Environmentalists joined Manar in also bemoaning the loss of jobs. Manar said, “The economic loss related to this closure cannot be fully realized today. Hard-working, middle-class families have had their lives turned completely upside down. Our singular goal in the coming days and weeks should be to help these families through the economic crisis that Vistra set into motion today.”

“It’s certainly important that the fossil-fuel industry take care of the workers who have supported it over the years,” said Colleen Smith of the Illinois Environmental Council. “We’ve known for years that Vistra has plans to close coal plants, and has closed coal plants as at Wood Creek, and it needs to be proactive in insuring that the communities have support for the property-tax lost revenue and the jobs. It requires a comprehensive approach, and we believe that approach is the Clean Energy Jobs Act.”

Morgan promised to “do right” by employees, saying, “By far, the hardest decisions we make in our business are those that significantly impact our people.
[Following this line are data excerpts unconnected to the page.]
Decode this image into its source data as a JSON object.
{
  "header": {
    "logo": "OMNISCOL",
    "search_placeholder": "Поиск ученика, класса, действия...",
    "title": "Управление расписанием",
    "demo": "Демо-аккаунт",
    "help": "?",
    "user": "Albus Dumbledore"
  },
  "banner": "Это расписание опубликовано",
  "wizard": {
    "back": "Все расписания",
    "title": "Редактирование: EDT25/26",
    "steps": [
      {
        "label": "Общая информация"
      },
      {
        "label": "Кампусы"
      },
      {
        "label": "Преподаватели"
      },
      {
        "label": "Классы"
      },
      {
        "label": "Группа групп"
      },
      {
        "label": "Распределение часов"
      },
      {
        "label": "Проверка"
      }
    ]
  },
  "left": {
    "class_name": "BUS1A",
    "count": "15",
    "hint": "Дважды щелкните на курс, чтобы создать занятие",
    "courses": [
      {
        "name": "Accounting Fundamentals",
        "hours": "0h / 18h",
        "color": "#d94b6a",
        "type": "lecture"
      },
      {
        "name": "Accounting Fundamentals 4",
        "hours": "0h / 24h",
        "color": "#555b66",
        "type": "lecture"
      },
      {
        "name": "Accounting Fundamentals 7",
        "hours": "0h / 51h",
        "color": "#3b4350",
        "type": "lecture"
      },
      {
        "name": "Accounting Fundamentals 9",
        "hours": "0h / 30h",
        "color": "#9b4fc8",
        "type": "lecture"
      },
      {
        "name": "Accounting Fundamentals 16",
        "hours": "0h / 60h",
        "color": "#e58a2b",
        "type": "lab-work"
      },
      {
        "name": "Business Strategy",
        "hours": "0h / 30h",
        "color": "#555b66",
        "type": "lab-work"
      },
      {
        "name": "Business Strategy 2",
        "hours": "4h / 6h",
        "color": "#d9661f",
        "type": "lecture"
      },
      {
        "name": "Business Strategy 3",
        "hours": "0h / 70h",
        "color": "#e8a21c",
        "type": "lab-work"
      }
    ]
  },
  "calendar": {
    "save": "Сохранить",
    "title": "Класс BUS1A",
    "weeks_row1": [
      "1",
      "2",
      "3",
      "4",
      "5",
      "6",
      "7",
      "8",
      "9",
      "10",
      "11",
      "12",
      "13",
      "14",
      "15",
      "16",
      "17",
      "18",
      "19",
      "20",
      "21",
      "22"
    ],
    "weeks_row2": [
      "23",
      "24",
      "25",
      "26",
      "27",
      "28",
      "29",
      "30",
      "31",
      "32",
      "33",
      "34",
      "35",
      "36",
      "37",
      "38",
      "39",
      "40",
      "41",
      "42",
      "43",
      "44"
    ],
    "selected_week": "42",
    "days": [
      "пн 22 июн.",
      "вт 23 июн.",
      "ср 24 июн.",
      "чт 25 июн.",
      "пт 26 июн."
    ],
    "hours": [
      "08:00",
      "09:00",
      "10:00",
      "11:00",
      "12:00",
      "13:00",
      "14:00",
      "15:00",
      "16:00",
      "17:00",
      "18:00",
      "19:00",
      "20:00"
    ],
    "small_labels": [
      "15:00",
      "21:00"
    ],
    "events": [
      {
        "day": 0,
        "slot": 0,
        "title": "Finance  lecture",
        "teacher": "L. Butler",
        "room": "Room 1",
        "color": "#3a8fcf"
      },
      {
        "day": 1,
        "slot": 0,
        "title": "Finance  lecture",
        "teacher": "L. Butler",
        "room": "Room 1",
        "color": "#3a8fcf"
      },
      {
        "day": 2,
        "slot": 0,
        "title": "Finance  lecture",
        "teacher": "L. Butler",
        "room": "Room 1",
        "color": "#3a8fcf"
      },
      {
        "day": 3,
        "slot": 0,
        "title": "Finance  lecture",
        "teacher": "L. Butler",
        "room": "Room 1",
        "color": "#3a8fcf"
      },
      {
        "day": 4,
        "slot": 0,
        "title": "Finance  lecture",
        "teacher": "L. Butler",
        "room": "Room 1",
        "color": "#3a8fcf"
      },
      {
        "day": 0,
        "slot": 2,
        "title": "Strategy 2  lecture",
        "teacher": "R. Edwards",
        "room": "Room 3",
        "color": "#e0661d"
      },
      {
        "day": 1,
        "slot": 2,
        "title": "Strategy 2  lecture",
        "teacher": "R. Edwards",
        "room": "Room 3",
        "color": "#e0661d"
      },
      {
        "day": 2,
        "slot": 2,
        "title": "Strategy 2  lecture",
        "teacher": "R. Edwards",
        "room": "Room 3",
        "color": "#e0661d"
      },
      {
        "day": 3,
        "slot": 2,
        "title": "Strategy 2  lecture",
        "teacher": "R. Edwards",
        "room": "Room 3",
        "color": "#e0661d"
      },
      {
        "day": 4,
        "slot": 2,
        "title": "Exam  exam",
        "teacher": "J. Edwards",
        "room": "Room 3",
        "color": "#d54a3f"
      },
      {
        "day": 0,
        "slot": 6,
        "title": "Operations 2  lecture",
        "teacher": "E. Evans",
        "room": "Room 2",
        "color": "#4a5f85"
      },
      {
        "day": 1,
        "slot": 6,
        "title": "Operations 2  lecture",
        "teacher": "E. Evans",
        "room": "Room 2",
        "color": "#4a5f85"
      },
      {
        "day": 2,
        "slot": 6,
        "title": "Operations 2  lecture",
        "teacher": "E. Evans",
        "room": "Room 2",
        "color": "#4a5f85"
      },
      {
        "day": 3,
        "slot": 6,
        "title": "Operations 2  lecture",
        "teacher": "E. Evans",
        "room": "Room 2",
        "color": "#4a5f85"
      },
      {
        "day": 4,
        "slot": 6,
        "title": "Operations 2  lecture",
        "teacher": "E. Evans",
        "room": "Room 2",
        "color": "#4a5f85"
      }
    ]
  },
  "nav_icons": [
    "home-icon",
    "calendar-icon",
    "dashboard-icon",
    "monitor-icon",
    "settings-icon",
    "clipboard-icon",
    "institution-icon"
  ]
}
As always, we will do right by those who are impacted by this announcement. Our employees take pride in the work they do, and we appreciate their decades of service providing reliable and affordable power to Illinois, particularly in years like this one with periods of extreme cold and heat.”

Darin also drew attention to idled workers, while issuing another call for the Clean Energy Jobs Act, a pending piece of legislation in the General Assembly intended to build on the Future Energy Jobs Act of 2016.

“We are concerned about the workers and communities impacted by these announcements,” Darin said. “It is increasingly urgent that the state of Illinois put plans and programs in place that provide job opportunities and new economic development for those impacted, and that they are prioritized for all the benefits the clean-energy economy can deliver. The Clean Energy Jobs Act will provide a framework for that transition, and we urge the General Assembly to consider and approve it in their fall veto session.”